Dog
The domestic dog possesses cognitive architecture specifically optimised for human interaction and communication. Research published in Current Biology demonstrates dogs can learn and retain over 1,000 verbal commands, as documented in the case of Border Collie 'Chaser'. Dogs exhibit theory of mind capabilities, understanding human pointing gestures from puppyhood without training. They demonstrate episodic-like memory and can make inferences about hidden objects.

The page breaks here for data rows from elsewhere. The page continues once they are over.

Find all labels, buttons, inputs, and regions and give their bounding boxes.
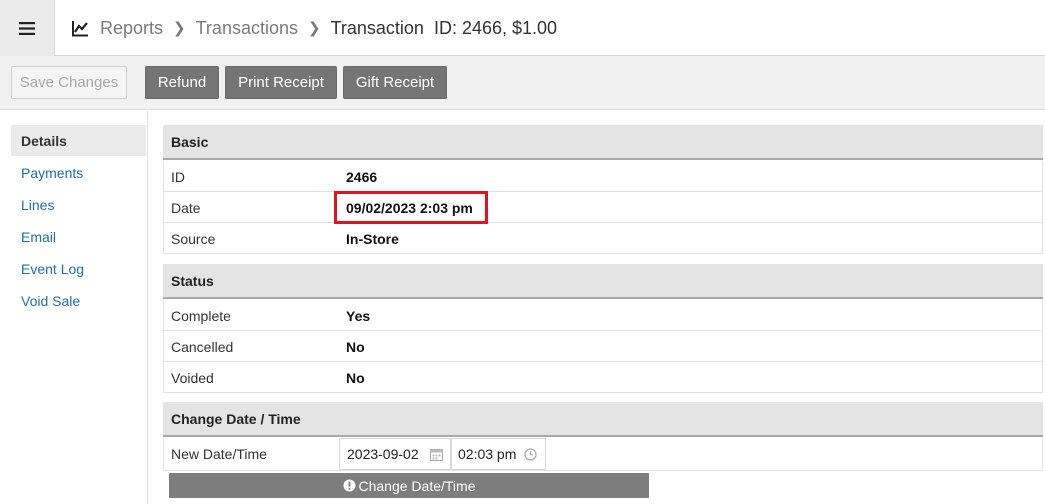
- sidebar-item-event-log[interactable]: Event Log: [11, 253, 146, 284]
- change-date-time-label: Change Date/Time: [358, 477, 476, 494]
- field-label: Cancelled: [171, 338, 234, 355]
- sidebar-item-details[interactable]: Details: [11, 125, 146, 156]
- section-header-basic: Basic: [163, 125, 1043, 160]
- table-row: Cancelled No: [163, 331, 1043, 362]
- calendar-icon: [430, 449, 443, 461]
- date-input-value: 2023-09-02: [347, 446, 419, 462]
- page-title: Transaction ID: 2466, $1.00: [330, 17, 558, 38]
- print-receipt-button[interactable]: Print Receipt: [225, 66, 337, 99]
- field-label: ID: [171, 168, 185, 185]
- field-label: New Date/Time: [171, 446, 267, 462]
- sidebar-item-payments[interactable]: Payments: [11, 157, 146, 188]
- field-label: Date: [171, 199, 201, 216]
- table-row: ID 2466: [163, 161, 1043, 192]
- date-input[interactable]: 2023-09-02: [339, 438, 451, 470]
- sidebar-item-lines[interactable]: Lines: [11, 189, 146, 220]
- sidebar-item-void-sale[interactable]: Void Sale: [11, 285, 146, 316]
- save-changes-button[interactable]: Save Changes: [11, 66, 127, 99]
- field-value: 09/02/2023 2:03 pm: [346, 199, 473, 216]
- clock-icon: [524, 448, 537, 461]
- app-header: Reports ❯ Transactions ❯ Transaction ID:…: [0, 0, 1045, 56]
- sidebar: Details Payments Lines Email Event Log V…: [0, 111, 148, 504]
- table-row: Date 09/02/2023 2:03 pm: [163, 192, 1043, 223]
- section-header-status: Status: [163, 264, 1043, 299]
- time-input-value: 02:03 pm: [458, 446, 517, 462]
- time-input[interactable]: 02:03 pm: [451, 438, 546, 470]
- field-value: No: [346, 369, 365, 386]
- field-label: Source: [171, 230, 216, 247]
- table-row: Complete Yes: [163, 300, 1043, 331]
- info-circle-icon: [343, 479, 355, 492]
- refund-button[interactable]: Refund: [145, 66, 219, 99]
- field-value: Yes: [346, 307, 371, 324]
- breadcrumb-reports[interactable]: Reports: [100, 18, 163, 39]
- field-value: In-Store: [346, 230, 399, 247]
- hamburger-menu-icon: [19, 21, 35, 35]
- field-value: No: [346, 338, 365, 355]
- menu-button[interactable]: [0, 0, 55, 56]
- change-date-time-button[interactable]: Change Date/Time: [169, 473, 649, 498]
- table-row: New Date/Time: [163, 438, 1043, 471]
- field-value: 2466: [346, 168, 378, 185]
- toolbar: Save Changes Refund Print Receipt Gift R…: [0, 56, 1045, 110]
- section-header-change-date-time: Change Date / Time: [163, 402, 1043, 437]
- field-label: Voided: [171, 369, 214, 386]
- chevron-right-icon: ❯: [307, 20, 321, 37]
- gift-receipt-button[interactable]: Gift Receipt: [343, 66, 447, 99]
- breadcrumb: Reports ❯ Transactions ❯ Transaction ID:…: [72, 0, 557, 56]
- line-chart-icon: [72, 20, 88, 36]
- field-label: Complete: [171, 307, 231, 324]
- breadcrumb-transactions[interactable]: Transactions: [196, 18, 298, 39]
- table-row: Source In-Store: [163, 223, 1043, 254]
- sidebar-item-email[interactable]: Email: [11, 221, 146, 252]
- table-row: Voided No: [163, 362, 1043, 393]
- chevron-right-icon: ❯: [173, 20, 186, 37]
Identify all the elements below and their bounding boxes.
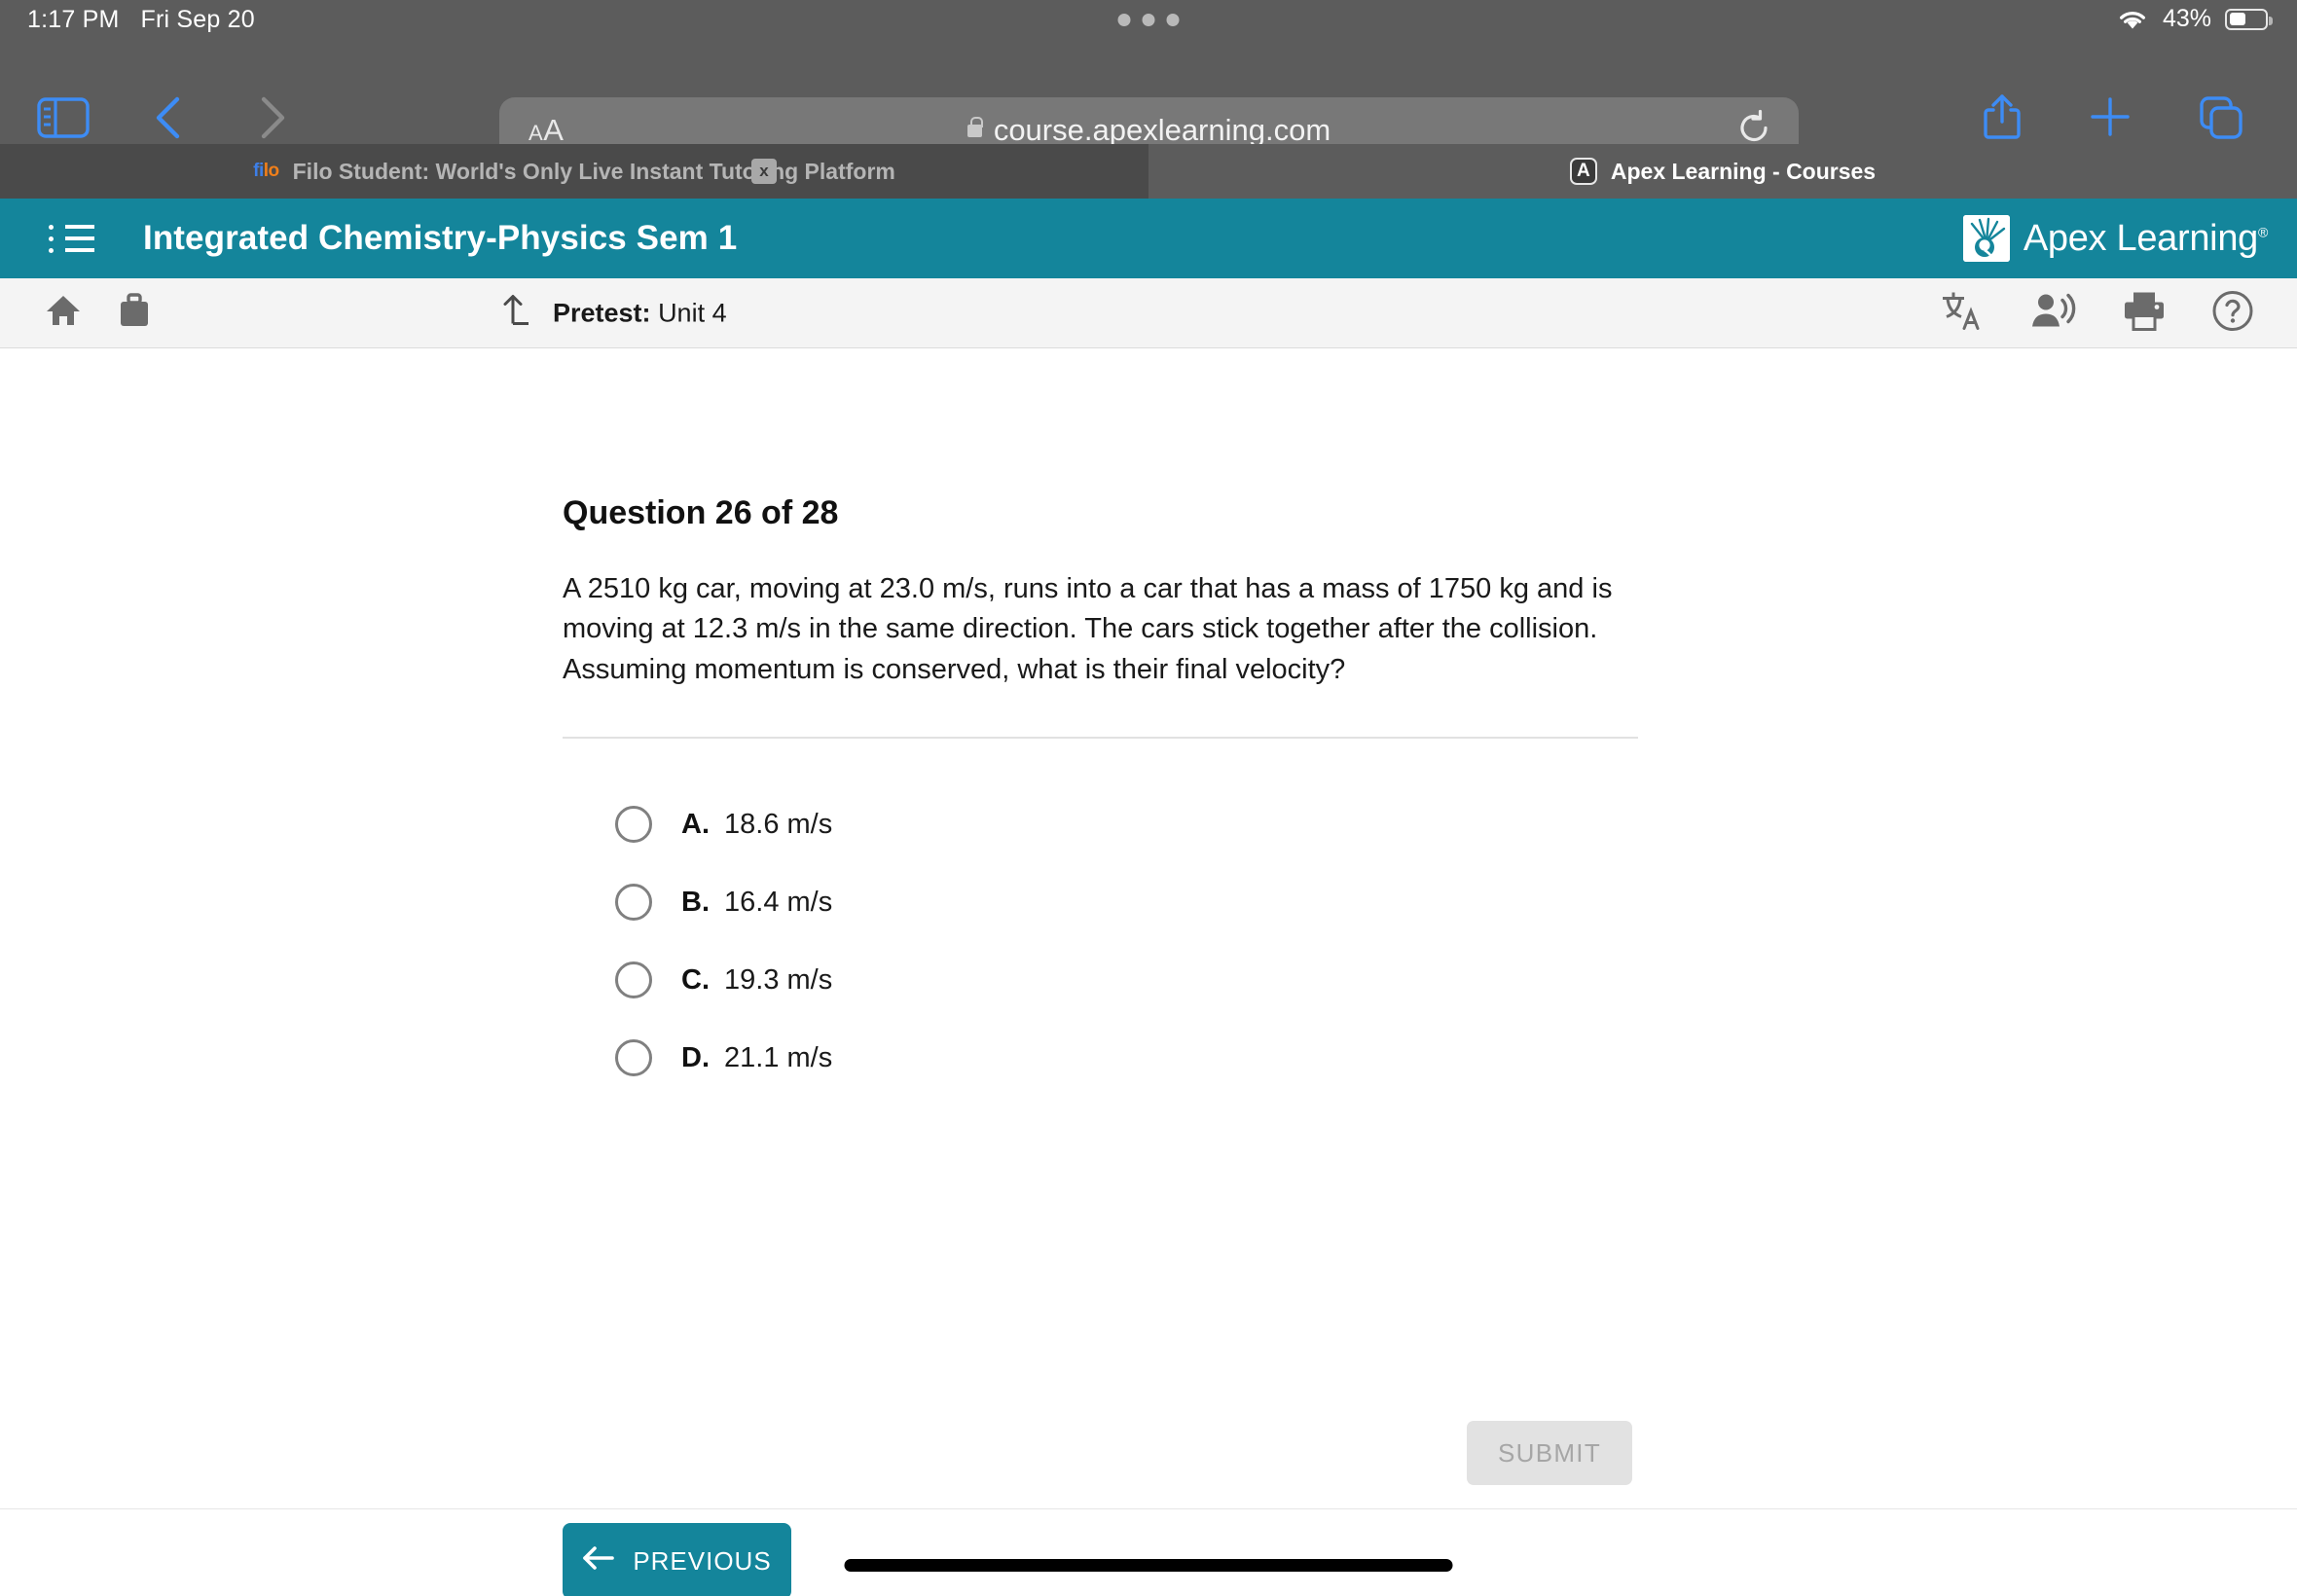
option-letter: A.	[681, 808, 710, 840]
home-icon[interactable]	[45, 293, 82, 333]
question-block: Question 26 of 28 A 2510 kg car, moving …	[563, 494, 1638, 1097]
url-text: course.apexlearning.com	[993, 113, 1331, 147]
brand-name: Apex Learning®	[2023, 217, 2268, 259]
activity-name: Unit 4	[658, 298, 727, 327]
status-time: 1:17 PM	[27, 6, 120, 33]
option-text: 16.4 m/s	[724, 886, 833, 918]
share-icon[interactable]	[1981, 91, 2024, 147]
chevron-right-icon	[255, 94, 290, 146]
help-circle-icon[interactable]	[2211, 289, 2254, 337]
activity-toolbar-left	[45, 292, 152, 334]
activity-toolbar-right	[1939, 289, 2254, 337]
status-bar: 1:17 PM Fri Sep 20 43%	[0, 0, 2297, 41]
option-text: 18.6 m/s	[724, 808, 833, 840]
submit-button[interactable]: SUBMIT	[1467, 1421, 1632, 1485]
activity-type: Pretest:	[553, 298, 651, 327]
course-title: Integrated Chemistry-Physics Sem 1	[143, 219, 738, 257]
activity-label: Pretest: Unit 4	[553, 298, 727, 328]
arrow-up-from-line-icon	[496, 291, 531, 335]
safari-toolbar: AA course.apexlearning.com	[0, 41, 2297, 163]
answer-options: A. 18.6 m/s B. 16.4 m/s C. 19.3 m/s D. 2…	[563, 785, 1638, 1097]
web-page: Integrated Chemistry-Physics Sem 1 Apex …	[0, 199, 2297, 1596]
battery-icon	[2225, 8, 2273, 30]
status-bar-right: 43%	[2116, 5, 2273, 33]
apex-learning-brand: Apex Learning®	[1962, 215, 2268, 262]
previous-label: PREVIOUS	[633, 1545, 772, 1576]
answer-option-b[interactable]: B. 16.4 m/s	[563, 863, 1638, 941]
print-icon[interactable]	[2122, 290, 2167, 336]
tab-title: Filo Student: World's Only Live Instant …	[292, 158, 895, 184]
browser-tab-filo[interactable]: filo Filo Student: World's Only Live Ins…	[0, 144, 1148, 199]
lock-icon	[966, 116, 983, 137]
status-date: Fri Sep 20	[140, 6, 255, 33]
option-letter: B.	[681, 886, 710, 918]
tab-title: Apex Learning - Courses	[1610, 158, 1877, 184]
close-icon[interactable]: x	[751, 159, 777, 184]
home-indicator[interactable]	[844, 1559, 1453, 1572]
activity-toolbar: Pretest: Unit 4	[0, 278, 2297, 348]
address-bar-content: course.apexlearning.com	[499, 113, 1799, 148]
question-body: A 2510 kg car, moving at 23.0 m/s, runs …	[563, 573, 1613, 685]
option-letter: D.	[681, 1041, 710, 1073]
apex-sunburst-logo-icon	[1962, 215, 2010, 262]
read-aloud-icon[interactable]	[2030, 290, 2077, 336]
answer-option-c[interactable]: C. 19.3 m/s	[563, 941, 1638, 1019]
browser-tab-apex[interactable]: A Apex Learning - Courses	[1148, 144, 2297, 199]
radio-button[interactable]	[615, 1039, 652, 1077]
radio-button[interactable]	[615, 961, 652, 999]
option-text: 21.1 m/s	[724, 1041, 833, 1073]
previous-button[interactable]: PREVIOUS	[563, 1523, 791, 1596]
chevron-left-icon[interactable]	[151, 94, 186, 146]
radio-button[interactable]	[615, 884, 652, 922]
apex-favicon: A	[1569, 158, 1597, 185]
arrow-left-icon	[582, 1545, 615, 1578]
navigation-bar: PREVIOUS	[0, 1508, 2297, 1596]
question-heading: Question 26 of 28	[563, 494, 839, 531]
answer-option-d[interactable]: D. 21.1 m/s	[563, 1019, 1638, 1097]
status-bar-left: 1:17 PM Fri Sep 20	[27, 6, 255, 34]
sidebar-icon[interactable]	[37, 97, 90, 143]
app-header: Integrated Chemistry-Physics Sem 1 Apex …	[0, 199, 2297, 278]
battery-percent: 43%	[2162, 5, 2211, 32]
submit-area: SUBMIT	[1467, 1421, 1632, 1485]
filo-favicon: filo	[253, 161, 279, 181]
briefcase-icon[interactable]	[117, 292, 152, 334]
tabs-overview-icon[interactable]	[2198, 94, 2244, 146]
radio-button[interactable]	[615, 806, 652, 844]
activity-breadcrumb: Pretest: Unit 4	[496, 291, 727, 335]
plus-icon[interactable]	[2088, 94, 2133, 144]
tab-strip: filo Filo Student: World's Only Live Ins…	[0, 144, 2297, 199]
question-divider	[563, 737, 1638, 740]
option-letter: C.	[681, 963, 710, 996]
ipad-safari-window: 1:17 PM Fri Sep 20 43% AA course.apexlea…	[0, 0, 2297, 1596]
list-menu-icon[interactable]	[49, 224, 94, 253]
option-text: 19.3 m/s	[724, 963, 833, 996]
translate-icon[interactable]	[1939, 289, 1986, 337]
wifi-icon	[2116, 7, 2149, 32]
answer-option-a[interactable]: A. 18.6 m/s	[563, 785, 1638, 863]
three-dots-handle[interactable]	[1117, 14, 1180, 26]
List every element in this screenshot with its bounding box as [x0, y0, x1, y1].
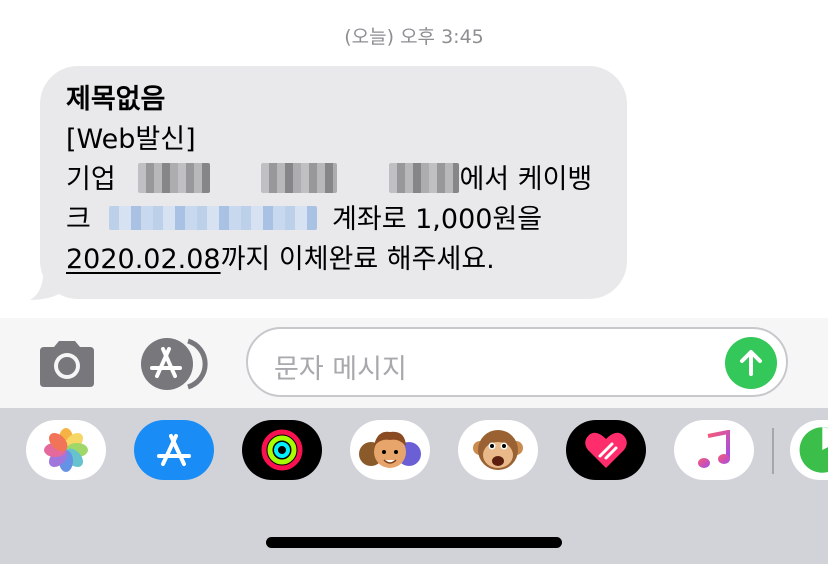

However, canine intelligence operates within parameters defined by domestication. Dogs excel at tasks involving human cooperation but show limited capacity for independent problem-solving compared to their wolf ancestors. Their cognitive strengths are fundamentally interpersonal rather than abstract.
Chimpanzee
The chimpanzee demonstrates intellectual capabilities that place it amongst the most cognitively sophisticated non-human species on Earth. Documented achievements include tool manufacture and use, symbolic language acquisition exceeding 400 signs in American Sign Language, and performance on certain memory tasks that exceeds human capability. The famous Ayumu, a chimpanzee at Kyoto University, consistently outperforms humans on numerical memory tests.
Chimpanzees engage in strategic deception, plan for future events, and demonstrate cultural transmission of knowledge across generations. Their prefrontal cortex, whilst smaller than the human equivalent, enables abstract reasoning and problem-solving capabilities unmatched in the canine world. This is raw, autonomous intelligence unconstrained by domestication's selective pressures.